Na sesji 26 czerwca Rada Powiatu Sokołowskiego omawiała m.in. sytuację finansową i perspektywy dalszego istnienia PKS Sokołów Podlaski. Informacji w tej sprawie udzielił radnym prezes Krzysztof Dębiński, który kierował spółką od 1 lutego, a właśnie złożył rezygnację.
Fatalny 2018 rok
- Omawiając sytuację finansową, nie sposób nie odnieść się do sytuacji, jaka miała miejsce na koniec 2018 r. kiedy przygotowano szereg sprawozdań. Na koniec grudnia 2018 r. spółka zatrudniała 142 osoby, pod koniec maja liczba pracowników spadła do 128. Średnia płaca ogółem w ostatnich trzech latach wynosiła 2784 zł brutto – wyliczał prezes Dębiński. Majątek spółki systematycznie i dość szybko maleje. Przychody PKS w roku 2018 w porównaniu do roku 2017 zmniejszyły się o 200 tys. zł netto, ale w porównaniu do roku 2016 – aż o 1,3 mln zł netto. Koszty działalności w 2018 r. w porównaniu do wcześniejszych 12 miesięcy wzrosły o 450 tys. zł. Za cały rok spółka zanotowała stratę w wysokości ponad 1,28 mln zł – wyższą o 622 tys. zł niż rok wcześniej.
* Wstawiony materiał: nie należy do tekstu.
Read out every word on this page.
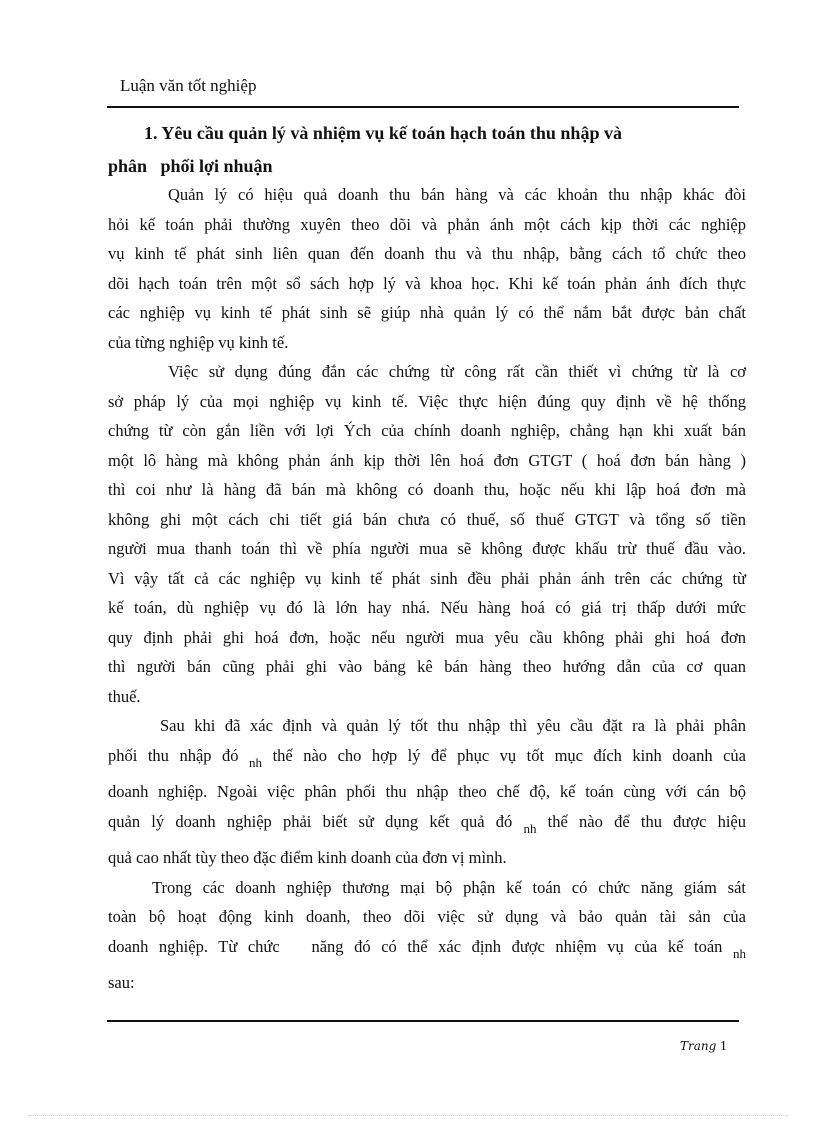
Luận văn tốt nghiệp
1. Yêu cầu quản lý và nhiệm vụ kế toán hạch toán thu nhập và
phân   phối lợi nhuận

Quản lý có hiệu quả doanh thu bán hàng và các khoản thu nhập khác đòi
hỏi kế toán phải thường xuyên theo dõi và phản ánh một cách kịp thời các nghiệp
vụ kinh tế phát sinh liên quan đến doanh thu và thu nhập, bằng cách tổ chức theo
dõi hạch toán trên một sổ sách hợp lý và khoa học. Khi kế toán phản ánh đích thực
các nghiệp vụ kinh tế phát sinh sẽ giúp nhà quản lý có thể nắm bắt được bản chất
của từng nghiệp vụ kinh tế.

Việc sử dụng đúng đắn các chứng từ công rất cần thiết vì chứng từ là cơ
sở pháp lý của mọi nghiệp vụ kinh tế. Việc thực hiện đúng quy định về hệ thống
chứng từ còn gắn liền với lợi Ých của chính doanh nghiệp, chẳng hạn khi xuất bán
một lô hàng mà không phản ánh kịp thời lên hoá đơn GTGT ( hoá đơn bán hàng )
thì coi như là hàng đã bán mà không có doanh thu, hoặc nếu khi lập hoá đơn mà
không ghi một cách chi tiết giá bán chưa có thuế, số thuế GTGT và tổng số tiền
người mua thanh toán thì về phía người mua sẽ không được khấu trừ thuế đầu vào.
Vì vậy tất cả các nghiệp vụ kinh tế phát sinh đều phải phản ánh trên các chứng từ
kế toán, dù nghiệp vụ đó là lớn hay nhá. Nếu hàng hoá có giá trị thấp dưới mức
quy định phải ghi hoá đơn, hoặc nếu người mua yêu cầu không phải ghi hoá đơn
thì người bán cũng phải ghi vào bảng kê bán hàng theo hướng dẫn của cơ quan
thuế.

Sau khi đã xác định và quản lý tốt thu nhập thì yêu cầu đặt ra là phải phân
phối thu nhập đó $_{nh}$ thế nào cho hợp lý để phục vụ tốt mục đích kinh doanh của
doanh nghiệp. Ngoài việc phân phối thu nhập theo chế độ, kế toán cùng với cán bộ
quản lý doanh nghiệp phải biết sử dụng kết quả đó $_{nh}$ thế nào để thu được hiệu
quả cao nhất tùy theo đặc điểm kinh doanh của đơn vị mình.

Trong các doanh nghiệp thương mại bộ phận kế toán có chức năng giám sát
toàn bộ hoạt động kinh doanh, theo dõi việc sử dụng và bảo quản tài sản của
doanh nghiệp. Từ chức   năng đó có thể xác định được nhiệm vụ của kế toán $_{nh}$
sau:

Trang 1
Spółka zajmuje się głównie przewozami na terenie powiatów sokołowskiego i węgrowskiego. Realizuje też kursy dalekobieżne i międzynarodowe. Najbardziej opłacalne dla przewoźnika są przewozy związane z dowożeniem dzieci do szkół. Są to wpływy regularne od września do czerwca, związane ze sprzedażą biletów miesięcznych. PKS realizuje te usługi w większości gmin na terenie obu powiatów i z nich pochodzą największe wpływy.
Krzysztof Dębiński przedstawił też wyliczenia dotyczące dofinansowania nierentownych kursów z budżetu państwa, w ramach wspierania PKS-ów. Tu jednak sytuacja nie przedstawia się zbyt różowo. - Ustawa do końca 2021 r. przewiduje złotówkę dofinansowania. Przy naszych kosztach średnio wynosi 3,5 zł na kilometr, a przychód z kilometra – 2 zł. Deficyt wynosi 1,5 zł. 10 proc. dołożyłby samorząd, 1 zł państwo – a i tak wychodzi na minusie. Linii, z których mamy wpływy powyżej 2 zł i przy dofinansowaniu państwa byłyby rentowne, mamy niewiele – mówił. Zaznaczył, że aby skorzystać z dofinansowania, nierentowne dotychczas linie muszą zostać przebudowane.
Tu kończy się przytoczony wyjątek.